Becoming a U.S. citizen is also really expensive. There is a cap on how many people can immigrate from any given country in a year, and as Janell Ross explained at the Washington Post:
There are some countries, including Mexico, from where a worker with no special skills or a relative in the United States can apply and wait 23 years, according to the U.S. government’s own data. That’s right: There are people receiving visas right now in Mexico to immigrate to the United States who applied in 1993.
But getting back to Gutierrez’s quote: Undocumented immigrants do pay taxes, though their ability to contribute to our economy should not be the one point on which Democrats hang their hats in order to attract voters. And actually, undocumented people pay a lot of taxes—some $11.6 billion in state and local taxes last year, according to the Institute on Taxation and Economic Policy—while rarely benefiting from a majority of federal assistance programs since the administration of President Bill Clinton ended “welfare as we know it” in 1996.
The 1996 Antiterrorism and Effective Death Penalty Act and the 1996 Illegal Immigration Reform and Immigrant Responsibility Act, enacted under former President Clinton, have had the combined effect of dramatically increasing the number of immigrants in detention and expandingmandatory or indefinite detention of noncitizens ordered to be removed to countries that will not accept them, as the American Civil Liberties Union notes on its site. Clinton also passed the North American Free Trade Agreement, which economically devastated Mexican farmers, leading to their mass migration to the United States in search of work.

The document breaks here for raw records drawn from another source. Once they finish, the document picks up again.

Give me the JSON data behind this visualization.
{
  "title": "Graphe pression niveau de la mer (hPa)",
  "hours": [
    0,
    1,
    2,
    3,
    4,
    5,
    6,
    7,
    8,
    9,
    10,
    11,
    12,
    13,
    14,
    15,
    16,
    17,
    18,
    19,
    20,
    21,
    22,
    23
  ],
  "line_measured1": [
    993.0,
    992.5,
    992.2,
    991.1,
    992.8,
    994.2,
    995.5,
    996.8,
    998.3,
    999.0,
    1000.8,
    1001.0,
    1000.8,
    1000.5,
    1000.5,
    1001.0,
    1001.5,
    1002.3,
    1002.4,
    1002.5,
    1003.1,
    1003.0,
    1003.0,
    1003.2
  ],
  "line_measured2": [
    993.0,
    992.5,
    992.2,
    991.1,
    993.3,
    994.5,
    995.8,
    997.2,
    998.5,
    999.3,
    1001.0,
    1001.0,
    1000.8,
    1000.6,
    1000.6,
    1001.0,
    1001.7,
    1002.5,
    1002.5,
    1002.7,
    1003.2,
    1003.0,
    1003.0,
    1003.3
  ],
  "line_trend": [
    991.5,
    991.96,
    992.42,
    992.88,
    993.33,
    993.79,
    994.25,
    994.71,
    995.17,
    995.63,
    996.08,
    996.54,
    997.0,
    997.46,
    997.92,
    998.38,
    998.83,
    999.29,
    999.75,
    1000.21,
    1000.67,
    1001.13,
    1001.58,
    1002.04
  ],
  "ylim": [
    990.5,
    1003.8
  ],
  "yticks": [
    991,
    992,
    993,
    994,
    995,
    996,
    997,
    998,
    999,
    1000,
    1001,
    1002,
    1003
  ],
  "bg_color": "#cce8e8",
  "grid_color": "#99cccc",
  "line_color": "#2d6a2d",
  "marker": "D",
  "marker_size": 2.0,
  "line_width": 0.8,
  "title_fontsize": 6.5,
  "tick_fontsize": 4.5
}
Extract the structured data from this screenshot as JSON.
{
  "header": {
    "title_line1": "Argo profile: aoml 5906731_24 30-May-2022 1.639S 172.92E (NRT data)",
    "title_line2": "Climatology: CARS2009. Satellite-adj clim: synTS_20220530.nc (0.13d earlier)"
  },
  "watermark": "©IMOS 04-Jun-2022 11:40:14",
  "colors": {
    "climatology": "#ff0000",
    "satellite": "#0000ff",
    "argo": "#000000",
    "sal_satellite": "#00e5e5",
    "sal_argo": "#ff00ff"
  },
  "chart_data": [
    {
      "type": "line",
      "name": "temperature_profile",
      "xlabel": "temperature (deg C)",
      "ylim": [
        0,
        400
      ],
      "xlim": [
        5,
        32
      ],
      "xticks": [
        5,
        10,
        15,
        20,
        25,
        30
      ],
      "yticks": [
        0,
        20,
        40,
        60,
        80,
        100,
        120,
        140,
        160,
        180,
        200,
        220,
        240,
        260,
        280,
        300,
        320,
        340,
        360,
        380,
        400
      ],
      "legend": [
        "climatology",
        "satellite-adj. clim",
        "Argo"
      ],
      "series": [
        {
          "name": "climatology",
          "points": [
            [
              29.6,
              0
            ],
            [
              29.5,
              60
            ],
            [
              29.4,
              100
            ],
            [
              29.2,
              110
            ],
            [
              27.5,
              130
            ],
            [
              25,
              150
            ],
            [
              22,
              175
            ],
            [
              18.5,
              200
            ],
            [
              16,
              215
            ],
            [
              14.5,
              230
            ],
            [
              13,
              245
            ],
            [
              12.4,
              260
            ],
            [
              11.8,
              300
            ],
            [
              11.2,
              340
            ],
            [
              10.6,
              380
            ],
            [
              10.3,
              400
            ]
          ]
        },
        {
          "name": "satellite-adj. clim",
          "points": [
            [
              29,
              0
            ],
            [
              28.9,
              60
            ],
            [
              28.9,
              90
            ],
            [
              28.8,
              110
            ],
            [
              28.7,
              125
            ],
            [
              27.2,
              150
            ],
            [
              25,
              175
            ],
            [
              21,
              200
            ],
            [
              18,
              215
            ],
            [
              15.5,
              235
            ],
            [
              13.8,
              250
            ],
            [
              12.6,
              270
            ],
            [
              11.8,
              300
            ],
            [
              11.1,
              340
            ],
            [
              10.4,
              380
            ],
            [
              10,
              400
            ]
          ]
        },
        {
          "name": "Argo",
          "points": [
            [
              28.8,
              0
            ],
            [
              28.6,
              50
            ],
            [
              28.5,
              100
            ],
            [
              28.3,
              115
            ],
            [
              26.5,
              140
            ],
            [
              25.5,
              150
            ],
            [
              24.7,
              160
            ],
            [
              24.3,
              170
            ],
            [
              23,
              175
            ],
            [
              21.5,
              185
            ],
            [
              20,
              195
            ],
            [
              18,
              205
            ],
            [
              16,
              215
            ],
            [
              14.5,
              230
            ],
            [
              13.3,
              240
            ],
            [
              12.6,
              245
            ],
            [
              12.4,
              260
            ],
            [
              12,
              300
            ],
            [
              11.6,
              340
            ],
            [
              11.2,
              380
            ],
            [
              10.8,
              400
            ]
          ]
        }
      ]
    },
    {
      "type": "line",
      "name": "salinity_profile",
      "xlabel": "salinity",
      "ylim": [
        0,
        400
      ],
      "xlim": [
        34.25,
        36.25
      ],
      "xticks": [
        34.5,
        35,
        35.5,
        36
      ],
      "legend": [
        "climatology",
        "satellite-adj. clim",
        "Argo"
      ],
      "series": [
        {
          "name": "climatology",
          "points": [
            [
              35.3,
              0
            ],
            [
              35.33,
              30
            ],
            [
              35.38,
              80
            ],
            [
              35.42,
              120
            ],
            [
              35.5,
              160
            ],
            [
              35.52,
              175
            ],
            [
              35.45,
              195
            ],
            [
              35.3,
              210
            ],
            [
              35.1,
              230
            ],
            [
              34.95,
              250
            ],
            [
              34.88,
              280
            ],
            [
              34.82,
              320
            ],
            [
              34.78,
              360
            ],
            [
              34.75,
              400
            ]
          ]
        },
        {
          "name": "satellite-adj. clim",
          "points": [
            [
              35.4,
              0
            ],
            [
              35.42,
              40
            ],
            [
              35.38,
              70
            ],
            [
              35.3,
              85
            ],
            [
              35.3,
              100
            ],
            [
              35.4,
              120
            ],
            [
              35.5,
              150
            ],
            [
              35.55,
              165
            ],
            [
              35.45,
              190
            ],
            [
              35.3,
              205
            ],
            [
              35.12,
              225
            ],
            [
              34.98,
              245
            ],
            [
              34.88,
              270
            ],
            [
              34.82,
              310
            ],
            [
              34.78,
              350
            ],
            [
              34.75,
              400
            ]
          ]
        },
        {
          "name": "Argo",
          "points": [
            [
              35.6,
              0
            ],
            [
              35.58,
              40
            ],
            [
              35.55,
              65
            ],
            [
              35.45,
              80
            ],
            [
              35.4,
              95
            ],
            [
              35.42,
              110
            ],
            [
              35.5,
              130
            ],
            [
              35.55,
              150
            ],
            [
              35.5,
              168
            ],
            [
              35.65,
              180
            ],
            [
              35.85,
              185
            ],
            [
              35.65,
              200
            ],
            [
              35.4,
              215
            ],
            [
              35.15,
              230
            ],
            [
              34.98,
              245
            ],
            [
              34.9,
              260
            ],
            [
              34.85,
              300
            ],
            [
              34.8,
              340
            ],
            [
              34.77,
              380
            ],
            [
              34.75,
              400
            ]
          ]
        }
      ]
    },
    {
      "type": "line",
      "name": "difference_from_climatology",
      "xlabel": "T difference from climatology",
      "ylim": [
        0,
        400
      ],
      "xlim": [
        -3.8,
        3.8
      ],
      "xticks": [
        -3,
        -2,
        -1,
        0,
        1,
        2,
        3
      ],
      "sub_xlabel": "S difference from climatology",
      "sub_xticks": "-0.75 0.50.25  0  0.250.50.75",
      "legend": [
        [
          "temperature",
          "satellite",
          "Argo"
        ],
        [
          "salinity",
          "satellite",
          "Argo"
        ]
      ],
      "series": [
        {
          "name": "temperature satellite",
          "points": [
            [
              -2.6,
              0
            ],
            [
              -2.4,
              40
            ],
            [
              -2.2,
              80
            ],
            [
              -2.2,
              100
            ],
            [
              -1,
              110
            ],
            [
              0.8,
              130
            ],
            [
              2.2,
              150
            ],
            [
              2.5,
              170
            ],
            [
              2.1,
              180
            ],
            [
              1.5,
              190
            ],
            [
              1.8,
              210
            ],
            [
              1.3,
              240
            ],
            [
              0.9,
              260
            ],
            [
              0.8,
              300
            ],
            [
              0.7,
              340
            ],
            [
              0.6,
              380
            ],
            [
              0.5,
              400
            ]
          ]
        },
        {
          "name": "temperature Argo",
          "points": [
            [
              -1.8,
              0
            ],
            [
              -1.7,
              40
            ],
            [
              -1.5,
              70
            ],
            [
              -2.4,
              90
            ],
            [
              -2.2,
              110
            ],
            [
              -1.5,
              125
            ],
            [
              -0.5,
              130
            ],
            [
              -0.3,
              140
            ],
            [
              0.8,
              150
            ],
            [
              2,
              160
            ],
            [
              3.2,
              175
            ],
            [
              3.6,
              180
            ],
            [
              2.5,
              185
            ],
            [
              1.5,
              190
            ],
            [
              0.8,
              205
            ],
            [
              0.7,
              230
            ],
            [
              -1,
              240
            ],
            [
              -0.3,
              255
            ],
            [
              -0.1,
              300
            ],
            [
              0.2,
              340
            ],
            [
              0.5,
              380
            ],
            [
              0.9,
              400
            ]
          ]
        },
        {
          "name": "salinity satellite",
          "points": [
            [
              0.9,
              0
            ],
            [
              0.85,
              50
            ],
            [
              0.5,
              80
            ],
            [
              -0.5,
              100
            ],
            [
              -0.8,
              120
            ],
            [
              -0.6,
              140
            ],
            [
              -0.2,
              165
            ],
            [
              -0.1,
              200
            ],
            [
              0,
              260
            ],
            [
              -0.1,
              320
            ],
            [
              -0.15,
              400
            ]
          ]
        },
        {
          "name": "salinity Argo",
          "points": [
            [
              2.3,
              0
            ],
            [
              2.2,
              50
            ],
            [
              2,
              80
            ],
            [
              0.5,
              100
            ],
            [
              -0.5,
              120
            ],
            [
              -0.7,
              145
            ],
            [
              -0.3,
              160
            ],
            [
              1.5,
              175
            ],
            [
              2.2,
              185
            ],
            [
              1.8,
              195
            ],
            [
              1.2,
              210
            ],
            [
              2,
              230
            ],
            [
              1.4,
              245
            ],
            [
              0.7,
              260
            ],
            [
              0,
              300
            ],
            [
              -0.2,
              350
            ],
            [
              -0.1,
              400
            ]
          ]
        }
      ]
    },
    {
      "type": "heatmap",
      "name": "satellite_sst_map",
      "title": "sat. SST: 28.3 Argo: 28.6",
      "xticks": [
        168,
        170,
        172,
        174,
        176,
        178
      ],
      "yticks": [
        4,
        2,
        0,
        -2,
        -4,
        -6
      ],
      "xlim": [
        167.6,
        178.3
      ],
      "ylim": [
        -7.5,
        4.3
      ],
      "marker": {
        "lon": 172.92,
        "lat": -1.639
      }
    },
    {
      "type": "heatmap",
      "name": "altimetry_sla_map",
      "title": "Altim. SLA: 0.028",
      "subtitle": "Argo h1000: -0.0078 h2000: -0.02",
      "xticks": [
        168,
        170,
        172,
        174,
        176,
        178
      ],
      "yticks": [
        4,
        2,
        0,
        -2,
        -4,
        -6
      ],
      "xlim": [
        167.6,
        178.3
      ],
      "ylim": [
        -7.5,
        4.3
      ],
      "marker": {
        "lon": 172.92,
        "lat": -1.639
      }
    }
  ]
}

In 1990, then-Sen. Joe Biden introduced the Violence Against Women Act, which passed in 1994 and specifically excluded undocumented women for the first 19 of the law’s 22 years, and even now is only helpful if the victim of intimate partner abuse is a child, parent, or current/former spouse of a U.S. citizen or a permanent resident.
When writing about the Democratic Party, community organizer Rosa Clemente, the 2008 Green Party vice president candidate, said that she is afraid of Trump, “but not enough to be distracted from what we must do, which is to break the two-party system for good.”
This is an election like we’ve never seen before, and it would be disingenuous to imply that the party advocating for the demise of the undocumented population is on equal footing with the party advocating for the rights of certain immigrants whose narratives it finds acceptable. But this is a country where Republicans loudly—and with no consequence—espouse racist, xenophobic, and nativist beliefs while Democrats publicly voice support of migrants while quietly standing by policies that criminalize undocumented communities and lead to record numbers of deportations.
During two weeks of conventions, both sides declared theirs was the party that encapsulated what America was supposed to be, adhering to morals and values handed down from our forefathers. But ours is a country comprised of stolen land and built by slave labor where today, undocumented immigrants, the population most affected by unjust immigration laws and violent anti-immigrant rhetoric, don’t have the right to vote. It is becoming increasingly hard to tell if that is indeed “un-American” or deeply American.